The Torah goes on to discuss different gifts a person might dedicate to the Tabernacle or Temple, and what it would cost to redeem them in the event that is necessary. It begins by discussing how much he must contribute if he vows to offer the value of a human life (his own or someone else’s). A man of military age in worth 50 silver shekels, a woman worth 30. A minor male over the age of five is worth 20 shekels, and under that he is worth five. A minor female is worth 10 over the age of five, and three if she is younger. A senior male is redeemed at 15 shekels, while a female is redeemed at 10. If the person making the vow cannot afford the set price, the priest may evaluate a price he can afford instead.

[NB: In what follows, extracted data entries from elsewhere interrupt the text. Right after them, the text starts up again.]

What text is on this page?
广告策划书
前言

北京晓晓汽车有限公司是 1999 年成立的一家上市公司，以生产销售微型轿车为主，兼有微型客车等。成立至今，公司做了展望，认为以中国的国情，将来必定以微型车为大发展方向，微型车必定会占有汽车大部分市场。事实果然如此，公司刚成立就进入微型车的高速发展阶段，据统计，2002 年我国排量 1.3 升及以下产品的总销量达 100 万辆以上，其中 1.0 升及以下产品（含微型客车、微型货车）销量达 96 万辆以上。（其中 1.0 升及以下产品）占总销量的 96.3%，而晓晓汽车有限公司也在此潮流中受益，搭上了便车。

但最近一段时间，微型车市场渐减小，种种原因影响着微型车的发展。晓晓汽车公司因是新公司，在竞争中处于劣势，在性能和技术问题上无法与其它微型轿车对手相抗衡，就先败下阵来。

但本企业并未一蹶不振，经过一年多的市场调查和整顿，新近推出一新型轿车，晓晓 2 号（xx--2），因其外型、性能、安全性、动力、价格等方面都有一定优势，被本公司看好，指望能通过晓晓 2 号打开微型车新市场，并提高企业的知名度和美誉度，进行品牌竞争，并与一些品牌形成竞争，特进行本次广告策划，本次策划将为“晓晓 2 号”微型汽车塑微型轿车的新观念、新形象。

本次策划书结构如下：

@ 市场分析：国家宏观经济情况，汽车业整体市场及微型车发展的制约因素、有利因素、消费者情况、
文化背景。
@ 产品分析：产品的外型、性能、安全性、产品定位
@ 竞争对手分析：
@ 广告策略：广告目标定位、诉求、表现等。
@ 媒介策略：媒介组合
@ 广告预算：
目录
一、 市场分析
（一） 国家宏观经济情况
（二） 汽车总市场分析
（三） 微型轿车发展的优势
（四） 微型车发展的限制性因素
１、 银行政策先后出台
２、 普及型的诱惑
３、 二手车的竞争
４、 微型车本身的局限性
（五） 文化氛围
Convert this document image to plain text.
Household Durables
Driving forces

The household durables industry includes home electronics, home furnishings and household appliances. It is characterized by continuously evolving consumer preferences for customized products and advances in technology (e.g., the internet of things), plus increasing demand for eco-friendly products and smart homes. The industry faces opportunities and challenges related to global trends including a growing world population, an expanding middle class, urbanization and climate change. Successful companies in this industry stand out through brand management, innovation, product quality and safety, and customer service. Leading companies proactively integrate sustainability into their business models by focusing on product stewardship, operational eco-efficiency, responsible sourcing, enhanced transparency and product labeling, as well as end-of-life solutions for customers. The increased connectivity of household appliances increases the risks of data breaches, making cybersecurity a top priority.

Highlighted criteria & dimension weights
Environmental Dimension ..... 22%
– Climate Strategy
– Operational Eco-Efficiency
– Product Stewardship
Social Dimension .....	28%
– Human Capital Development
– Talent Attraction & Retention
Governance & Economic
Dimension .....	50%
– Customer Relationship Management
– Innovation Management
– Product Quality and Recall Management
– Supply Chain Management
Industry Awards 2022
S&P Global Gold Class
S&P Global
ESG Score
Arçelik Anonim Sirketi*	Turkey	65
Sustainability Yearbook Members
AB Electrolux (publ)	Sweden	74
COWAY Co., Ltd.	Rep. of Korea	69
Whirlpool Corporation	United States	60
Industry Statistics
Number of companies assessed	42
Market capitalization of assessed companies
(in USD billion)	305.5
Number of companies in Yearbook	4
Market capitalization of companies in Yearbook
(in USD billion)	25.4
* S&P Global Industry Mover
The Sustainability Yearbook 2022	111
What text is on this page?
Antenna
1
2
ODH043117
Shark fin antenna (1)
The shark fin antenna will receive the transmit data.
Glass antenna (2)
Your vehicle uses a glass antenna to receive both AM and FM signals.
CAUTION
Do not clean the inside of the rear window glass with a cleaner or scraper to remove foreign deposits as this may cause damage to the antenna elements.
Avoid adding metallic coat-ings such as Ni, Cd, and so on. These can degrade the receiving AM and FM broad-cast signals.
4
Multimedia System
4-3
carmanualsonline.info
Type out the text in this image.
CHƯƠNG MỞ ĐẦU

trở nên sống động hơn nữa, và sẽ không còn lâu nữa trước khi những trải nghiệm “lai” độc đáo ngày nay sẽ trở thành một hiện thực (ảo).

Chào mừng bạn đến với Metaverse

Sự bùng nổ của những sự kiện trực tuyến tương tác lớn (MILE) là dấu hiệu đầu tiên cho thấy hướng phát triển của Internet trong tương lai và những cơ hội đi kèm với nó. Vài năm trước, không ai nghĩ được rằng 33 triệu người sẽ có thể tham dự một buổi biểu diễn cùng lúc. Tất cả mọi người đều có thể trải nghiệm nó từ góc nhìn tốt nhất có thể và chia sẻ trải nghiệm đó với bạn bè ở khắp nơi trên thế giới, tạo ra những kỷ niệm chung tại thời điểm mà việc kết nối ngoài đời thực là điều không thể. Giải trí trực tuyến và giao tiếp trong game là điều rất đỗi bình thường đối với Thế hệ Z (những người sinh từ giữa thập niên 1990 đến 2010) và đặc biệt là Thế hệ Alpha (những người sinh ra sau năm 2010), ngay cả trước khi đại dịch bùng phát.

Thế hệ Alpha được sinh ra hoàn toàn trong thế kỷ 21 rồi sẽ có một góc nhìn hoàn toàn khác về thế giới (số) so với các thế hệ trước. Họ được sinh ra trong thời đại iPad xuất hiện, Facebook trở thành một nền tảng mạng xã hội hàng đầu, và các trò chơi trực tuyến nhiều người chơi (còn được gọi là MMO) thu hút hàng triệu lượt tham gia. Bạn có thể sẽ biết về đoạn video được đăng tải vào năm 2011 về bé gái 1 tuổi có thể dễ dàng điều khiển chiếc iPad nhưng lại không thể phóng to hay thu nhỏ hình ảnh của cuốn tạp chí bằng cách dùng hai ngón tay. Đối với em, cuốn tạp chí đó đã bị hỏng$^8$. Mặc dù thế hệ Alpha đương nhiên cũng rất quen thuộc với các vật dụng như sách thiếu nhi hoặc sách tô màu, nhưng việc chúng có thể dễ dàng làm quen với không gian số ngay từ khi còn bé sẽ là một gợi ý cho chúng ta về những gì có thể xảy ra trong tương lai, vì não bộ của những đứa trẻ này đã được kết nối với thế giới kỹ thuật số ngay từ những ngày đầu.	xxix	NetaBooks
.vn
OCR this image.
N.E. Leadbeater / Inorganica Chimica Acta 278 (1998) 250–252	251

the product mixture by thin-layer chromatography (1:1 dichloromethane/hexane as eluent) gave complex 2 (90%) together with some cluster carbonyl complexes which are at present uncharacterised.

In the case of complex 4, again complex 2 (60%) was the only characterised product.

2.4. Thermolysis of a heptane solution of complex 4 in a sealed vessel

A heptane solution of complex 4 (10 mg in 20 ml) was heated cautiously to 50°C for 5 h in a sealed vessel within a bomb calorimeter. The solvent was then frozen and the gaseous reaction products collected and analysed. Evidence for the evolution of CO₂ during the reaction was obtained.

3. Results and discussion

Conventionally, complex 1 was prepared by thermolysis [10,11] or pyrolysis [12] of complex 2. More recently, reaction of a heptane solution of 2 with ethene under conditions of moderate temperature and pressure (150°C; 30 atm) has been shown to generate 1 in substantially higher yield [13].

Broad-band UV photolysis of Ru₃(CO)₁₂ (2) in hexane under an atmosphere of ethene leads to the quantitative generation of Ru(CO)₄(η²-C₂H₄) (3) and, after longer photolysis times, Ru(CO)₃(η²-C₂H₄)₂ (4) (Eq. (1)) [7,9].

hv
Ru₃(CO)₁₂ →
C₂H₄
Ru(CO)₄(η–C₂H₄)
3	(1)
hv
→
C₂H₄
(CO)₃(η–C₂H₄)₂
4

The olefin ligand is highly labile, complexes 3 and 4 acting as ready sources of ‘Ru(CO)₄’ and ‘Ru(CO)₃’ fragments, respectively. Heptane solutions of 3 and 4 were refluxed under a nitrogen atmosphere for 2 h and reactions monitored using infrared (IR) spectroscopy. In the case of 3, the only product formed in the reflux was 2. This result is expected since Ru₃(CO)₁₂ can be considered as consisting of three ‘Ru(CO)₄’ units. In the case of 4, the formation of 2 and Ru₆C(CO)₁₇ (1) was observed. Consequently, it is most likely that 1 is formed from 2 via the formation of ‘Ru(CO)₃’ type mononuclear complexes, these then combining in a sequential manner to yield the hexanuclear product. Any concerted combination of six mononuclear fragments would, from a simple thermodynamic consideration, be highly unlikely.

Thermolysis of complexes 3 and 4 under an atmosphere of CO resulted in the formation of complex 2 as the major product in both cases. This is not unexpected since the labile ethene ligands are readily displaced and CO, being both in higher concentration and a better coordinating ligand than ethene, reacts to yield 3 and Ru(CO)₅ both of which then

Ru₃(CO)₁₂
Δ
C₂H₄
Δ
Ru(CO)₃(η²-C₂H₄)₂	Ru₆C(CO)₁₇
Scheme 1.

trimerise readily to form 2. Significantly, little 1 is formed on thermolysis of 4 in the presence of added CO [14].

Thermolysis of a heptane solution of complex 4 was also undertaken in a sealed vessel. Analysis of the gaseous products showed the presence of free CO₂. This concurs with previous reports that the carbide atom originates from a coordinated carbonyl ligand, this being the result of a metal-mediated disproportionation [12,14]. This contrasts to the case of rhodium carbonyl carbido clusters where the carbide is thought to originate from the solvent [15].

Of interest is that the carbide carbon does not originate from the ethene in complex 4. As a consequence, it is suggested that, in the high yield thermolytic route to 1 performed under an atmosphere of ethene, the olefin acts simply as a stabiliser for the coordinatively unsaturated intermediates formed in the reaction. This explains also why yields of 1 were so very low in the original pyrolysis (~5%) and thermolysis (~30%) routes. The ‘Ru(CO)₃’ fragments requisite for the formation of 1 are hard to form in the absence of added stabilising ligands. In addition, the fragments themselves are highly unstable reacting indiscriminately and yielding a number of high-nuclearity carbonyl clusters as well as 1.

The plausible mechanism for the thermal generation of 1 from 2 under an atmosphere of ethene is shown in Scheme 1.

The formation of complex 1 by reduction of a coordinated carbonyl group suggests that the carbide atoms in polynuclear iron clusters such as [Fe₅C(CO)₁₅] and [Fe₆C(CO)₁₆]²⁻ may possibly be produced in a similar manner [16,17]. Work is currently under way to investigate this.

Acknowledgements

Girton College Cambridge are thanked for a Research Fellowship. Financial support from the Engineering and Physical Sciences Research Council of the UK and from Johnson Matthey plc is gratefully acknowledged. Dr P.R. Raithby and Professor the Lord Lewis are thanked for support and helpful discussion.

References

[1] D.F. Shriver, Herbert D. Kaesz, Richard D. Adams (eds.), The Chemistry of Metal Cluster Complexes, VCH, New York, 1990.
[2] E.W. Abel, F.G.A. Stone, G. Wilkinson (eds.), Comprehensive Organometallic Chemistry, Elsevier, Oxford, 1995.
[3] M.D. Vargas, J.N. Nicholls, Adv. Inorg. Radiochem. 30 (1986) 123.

An animal which is promised to God may not be redeemed, and anyone who substitutes a different animal causes both animals to become holy for God. If the animal is not suitable for the Temple, the priest will set its redemption value, to which a fifth must be added. Likewise, if someone consecrates his house to God, the priest will determine its monetary value so the owner can redeem it, at the cost of an added fifth, for his own use.
If the donor consecrates his field, the redemption value should be set according to the number of years it can be worked before the Jubilee, along with an added fifth. If he does not redeem his field, it becomes the priest’s for all eternity and is not returned during Jubilee. If the field he consecrated was not his own heritage, but one he bought from someone else, he must pay its redemption fee, and the field reverts to its original owner in the Jubilee.
Virtual Classroom Discussion
Why might someone vow to donate their own worth or someone else’s to the Temple?